Female stereotypes in conservative Iran are a recurring theme in the works of Shadi Ghadirian (Iran). She was inspired to make Qajar after finding the surprisingly liberal photo archives of a nineteenth-century Persian king. We see women portrayed in a traditional setting, holding modern icons like a boombox and vacuum cleaner.
Shadi Ghadirian (Iran, 1974) was inspired to make Qajar (1998) after discovering the photo collection of king Nasser al-Din Shah of the Qajar dynasty that ruled Persia between 1794 and 1925. The king brought back a lot of pictures from his travels through Europe. He photographed his wives in French tutus or without clothes. Surprisingly liberal, she thought.

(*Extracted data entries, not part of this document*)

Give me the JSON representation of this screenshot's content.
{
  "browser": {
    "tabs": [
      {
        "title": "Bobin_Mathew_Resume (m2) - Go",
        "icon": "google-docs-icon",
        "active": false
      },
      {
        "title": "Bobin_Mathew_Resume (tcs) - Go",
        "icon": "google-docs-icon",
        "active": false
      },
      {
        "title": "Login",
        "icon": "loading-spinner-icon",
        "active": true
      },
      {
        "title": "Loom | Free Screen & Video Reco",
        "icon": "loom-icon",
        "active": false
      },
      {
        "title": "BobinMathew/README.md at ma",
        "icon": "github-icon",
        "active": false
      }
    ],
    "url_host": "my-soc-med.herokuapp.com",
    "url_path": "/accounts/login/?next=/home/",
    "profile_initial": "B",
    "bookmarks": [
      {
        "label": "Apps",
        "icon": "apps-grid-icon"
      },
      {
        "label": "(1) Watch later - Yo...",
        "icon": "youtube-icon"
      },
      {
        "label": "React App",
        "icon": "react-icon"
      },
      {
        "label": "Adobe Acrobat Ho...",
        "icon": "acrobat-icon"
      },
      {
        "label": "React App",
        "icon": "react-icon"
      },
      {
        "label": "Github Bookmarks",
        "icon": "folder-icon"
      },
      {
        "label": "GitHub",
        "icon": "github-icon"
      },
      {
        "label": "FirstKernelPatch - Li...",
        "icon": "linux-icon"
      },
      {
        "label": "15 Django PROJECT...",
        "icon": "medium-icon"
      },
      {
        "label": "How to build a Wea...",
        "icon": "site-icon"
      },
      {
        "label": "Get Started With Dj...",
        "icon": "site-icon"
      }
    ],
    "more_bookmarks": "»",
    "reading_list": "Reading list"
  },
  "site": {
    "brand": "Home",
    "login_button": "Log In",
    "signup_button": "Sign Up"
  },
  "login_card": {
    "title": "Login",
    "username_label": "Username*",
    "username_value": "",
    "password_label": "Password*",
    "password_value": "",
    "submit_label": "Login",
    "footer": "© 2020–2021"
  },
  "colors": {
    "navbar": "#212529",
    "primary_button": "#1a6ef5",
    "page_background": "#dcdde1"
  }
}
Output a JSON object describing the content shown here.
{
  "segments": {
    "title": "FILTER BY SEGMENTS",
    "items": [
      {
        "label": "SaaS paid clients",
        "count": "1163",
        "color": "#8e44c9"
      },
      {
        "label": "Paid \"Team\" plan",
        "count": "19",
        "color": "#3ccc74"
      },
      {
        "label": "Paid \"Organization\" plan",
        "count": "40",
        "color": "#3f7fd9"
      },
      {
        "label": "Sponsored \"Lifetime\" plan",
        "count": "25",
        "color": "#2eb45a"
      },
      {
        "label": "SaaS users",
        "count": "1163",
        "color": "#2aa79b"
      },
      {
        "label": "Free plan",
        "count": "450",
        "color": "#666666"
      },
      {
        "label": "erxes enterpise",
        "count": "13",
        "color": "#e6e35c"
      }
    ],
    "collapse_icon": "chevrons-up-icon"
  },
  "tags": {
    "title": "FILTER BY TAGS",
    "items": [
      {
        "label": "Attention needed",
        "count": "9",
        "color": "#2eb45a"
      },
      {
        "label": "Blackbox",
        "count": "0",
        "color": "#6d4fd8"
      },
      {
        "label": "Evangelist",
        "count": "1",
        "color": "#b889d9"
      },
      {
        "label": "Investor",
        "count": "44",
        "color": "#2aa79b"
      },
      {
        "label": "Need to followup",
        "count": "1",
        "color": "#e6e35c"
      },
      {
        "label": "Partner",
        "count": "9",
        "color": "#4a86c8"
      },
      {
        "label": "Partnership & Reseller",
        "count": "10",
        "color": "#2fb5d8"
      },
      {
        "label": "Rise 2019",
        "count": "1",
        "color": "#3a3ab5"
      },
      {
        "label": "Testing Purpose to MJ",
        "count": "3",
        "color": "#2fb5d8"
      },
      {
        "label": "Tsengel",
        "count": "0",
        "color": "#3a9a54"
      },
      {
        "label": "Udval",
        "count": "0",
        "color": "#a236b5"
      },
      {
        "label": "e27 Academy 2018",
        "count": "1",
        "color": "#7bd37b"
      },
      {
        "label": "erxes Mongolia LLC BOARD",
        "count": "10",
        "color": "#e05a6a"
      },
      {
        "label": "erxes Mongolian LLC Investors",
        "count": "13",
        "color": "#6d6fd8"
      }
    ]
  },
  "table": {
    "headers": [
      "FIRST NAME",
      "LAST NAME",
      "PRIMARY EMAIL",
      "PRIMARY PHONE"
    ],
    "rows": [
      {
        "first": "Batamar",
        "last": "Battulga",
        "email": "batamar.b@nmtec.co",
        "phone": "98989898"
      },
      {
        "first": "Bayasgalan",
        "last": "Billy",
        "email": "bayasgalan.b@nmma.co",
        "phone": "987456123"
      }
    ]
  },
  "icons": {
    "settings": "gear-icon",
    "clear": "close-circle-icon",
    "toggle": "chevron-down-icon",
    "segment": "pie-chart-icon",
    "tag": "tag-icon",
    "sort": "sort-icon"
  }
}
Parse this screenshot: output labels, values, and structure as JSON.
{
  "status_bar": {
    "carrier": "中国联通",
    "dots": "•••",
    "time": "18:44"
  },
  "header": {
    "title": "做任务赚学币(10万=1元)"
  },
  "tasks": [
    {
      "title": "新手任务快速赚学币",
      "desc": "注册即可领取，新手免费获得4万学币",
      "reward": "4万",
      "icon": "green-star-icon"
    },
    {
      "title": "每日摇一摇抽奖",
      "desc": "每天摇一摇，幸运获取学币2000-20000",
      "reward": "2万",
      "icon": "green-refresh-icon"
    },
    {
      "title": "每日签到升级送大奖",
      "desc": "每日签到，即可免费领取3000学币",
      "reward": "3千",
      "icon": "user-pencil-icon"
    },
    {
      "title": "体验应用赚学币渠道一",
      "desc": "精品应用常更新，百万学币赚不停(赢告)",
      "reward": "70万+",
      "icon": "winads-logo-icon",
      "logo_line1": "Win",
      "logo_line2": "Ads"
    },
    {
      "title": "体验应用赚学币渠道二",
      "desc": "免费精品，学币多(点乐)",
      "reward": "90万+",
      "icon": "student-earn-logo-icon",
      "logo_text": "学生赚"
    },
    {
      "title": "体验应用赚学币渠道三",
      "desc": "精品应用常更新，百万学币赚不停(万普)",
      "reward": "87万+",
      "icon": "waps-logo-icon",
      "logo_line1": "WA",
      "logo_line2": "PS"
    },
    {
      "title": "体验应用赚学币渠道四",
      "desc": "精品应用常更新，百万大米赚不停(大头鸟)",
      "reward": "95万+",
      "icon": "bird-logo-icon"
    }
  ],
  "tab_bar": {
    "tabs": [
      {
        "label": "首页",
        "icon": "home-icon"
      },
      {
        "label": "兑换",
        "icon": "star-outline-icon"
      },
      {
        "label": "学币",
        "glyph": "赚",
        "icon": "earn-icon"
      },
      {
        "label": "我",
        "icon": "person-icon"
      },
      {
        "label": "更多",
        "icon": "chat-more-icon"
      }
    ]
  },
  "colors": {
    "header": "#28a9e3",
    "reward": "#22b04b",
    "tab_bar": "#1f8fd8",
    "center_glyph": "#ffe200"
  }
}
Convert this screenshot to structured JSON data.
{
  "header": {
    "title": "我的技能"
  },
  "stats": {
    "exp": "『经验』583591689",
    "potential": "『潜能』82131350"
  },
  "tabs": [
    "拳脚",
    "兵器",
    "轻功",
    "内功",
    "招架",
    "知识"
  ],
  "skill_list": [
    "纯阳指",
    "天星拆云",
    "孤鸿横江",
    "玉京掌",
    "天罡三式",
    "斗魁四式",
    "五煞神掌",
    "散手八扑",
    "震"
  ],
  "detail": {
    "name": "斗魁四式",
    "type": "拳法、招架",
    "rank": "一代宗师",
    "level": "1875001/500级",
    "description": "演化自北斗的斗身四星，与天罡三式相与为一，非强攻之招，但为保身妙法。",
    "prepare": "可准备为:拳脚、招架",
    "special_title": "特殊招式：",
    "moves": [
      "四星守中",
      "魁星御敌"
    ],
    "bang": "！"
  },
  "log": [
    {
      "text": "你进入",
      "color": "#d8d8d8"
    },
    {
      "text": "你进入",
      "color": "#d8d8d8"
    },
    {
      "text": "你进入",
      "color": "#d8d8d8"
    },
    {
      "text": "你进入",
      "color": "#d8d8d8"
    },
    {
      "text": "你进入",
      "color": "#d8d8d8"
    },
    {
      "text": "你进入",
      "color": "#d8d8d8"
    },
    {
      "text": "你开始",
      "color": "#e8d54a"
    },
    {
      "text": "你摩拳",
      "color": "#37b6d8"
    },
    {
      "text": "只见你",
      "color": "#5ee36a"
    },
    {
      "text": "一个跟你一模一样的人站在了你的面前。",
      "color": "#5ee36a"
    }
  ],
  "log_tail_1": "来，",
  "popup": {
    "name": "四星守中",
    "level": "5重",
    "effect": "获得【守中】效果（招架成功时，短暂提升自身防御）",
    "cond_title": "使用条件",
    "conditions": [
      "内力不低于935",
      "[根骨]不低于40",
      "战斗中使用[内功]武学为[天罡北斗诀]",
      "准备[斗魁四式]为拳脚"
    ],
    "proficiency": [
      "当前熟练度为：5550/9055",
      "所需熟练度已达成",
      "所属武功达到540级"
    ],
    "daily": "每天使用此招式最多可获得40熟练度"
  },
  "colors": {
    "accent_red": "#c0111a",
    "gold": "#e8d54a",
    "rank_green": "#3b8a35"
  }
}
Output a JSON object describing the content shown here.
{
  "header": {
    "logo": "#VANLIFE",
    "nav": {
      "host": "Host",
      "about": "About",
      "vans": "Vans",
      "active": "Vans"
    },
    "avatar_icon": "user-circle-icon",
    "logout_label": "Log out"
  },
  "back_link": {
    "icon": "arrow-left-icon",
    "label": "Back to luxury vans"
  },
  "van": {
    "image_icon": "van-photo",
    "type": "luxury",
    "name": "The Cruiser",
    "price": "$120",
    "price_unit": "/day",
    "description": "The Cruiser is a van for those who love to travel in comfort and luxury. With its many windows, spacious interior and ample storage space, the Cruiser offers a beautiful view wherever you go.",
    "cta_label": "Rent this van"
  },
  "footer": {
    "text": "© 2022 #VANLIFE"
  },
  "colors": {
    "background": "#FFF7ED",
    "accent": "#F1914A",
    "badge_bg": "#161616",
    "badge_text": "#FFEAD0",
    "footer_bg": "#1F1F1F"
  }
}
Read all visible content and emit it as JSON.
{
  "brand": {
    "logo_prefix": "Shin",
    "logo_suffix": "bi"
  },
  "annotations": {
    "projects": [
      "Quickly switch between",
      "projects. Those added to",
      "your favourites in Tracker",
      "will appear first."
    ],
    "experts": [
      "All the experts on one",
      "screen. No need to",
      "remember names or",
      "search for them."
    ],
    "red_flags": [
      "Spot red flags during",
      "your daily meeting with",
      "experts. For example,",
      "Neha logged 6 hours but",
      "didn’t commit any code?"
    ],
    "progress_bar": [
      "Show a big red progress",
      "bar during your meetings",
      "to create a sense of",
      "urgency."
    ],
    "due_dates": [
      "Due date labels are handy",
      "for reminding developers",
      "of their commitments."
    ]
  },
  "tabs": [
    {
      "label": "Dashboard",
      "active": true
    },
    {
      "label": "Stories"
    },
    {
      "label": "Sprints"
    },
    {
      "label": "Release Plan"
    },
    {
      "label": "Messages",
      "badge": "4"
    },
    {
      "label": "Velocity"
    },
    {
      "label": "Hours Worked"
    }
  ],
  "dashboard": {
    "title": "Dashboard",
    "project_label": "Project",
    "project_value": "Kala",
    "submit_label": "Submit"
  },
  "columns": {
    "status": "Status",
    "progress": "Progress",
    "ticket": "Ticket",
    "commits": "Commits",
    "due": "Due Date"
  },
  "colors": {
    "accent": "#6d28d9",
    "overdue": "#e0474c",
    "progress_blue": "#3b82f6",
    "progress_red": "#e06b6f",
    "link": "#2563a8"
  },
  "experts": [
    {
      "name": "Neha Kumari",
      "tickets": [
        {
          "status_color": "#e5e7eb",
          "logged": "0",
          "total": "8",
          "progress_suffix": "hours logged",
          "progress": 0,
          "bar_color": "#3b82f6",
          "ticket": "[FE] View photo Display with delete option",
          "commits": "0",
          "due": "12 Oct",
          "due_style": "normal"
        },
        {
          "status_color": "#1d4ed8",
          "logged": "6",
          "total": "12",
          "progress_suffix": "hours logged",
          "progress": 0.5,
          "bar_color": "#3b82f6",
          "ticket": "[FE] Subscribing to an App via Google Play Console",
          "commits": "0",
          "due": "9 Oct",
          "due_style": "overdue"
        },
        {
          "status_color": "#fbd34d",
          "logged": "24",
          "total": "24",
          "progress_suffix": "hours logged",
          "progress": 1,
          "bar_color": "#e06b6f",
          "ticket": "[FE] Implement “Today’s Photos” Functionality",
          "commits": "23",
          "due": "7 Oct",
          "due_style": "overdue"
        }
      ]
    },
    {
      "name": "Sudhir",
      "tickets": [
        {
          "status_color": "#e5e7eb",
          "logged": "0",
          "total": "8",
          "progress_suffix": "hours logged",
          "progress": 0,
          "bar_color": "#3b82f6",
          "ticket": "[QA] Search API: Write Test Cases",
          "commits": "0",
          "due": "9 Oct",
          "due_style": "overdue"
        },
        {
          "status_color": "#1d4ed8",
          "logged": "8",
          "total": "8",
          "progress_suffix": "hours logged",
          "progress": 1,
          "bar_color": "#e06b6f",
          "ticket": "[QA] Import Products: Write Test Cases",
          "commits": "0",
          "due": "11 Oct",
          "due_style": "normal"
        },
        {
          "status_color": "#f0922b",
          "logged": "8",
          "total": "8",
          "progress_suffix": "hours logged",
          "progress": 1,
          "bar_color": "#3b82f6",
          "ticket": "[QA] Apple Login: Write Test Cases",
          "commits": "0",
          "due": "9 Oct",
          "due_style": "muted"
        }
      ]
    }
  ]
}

Ghadirian portrayed friends and family members in traditional clothing holding modern icons like a boombox, a can of coke, or a vacuum cleaner. ‘My pictures became a mirror reflecting how I felt: we are stuck between tradition and modernity’, she said about her series. The photo in which two veiled ladies hold a mirror reflecting a bookcase won a prize, which was retracted by Iran’s Ministry of Culture which deemed the photo controversial.
She studied at the Azad University in Tehran and was confronted with the strict expectations placed on women by conservative Iranian society early on. It became a recurring theme in her work, making fun of female stereotypes and gender relations.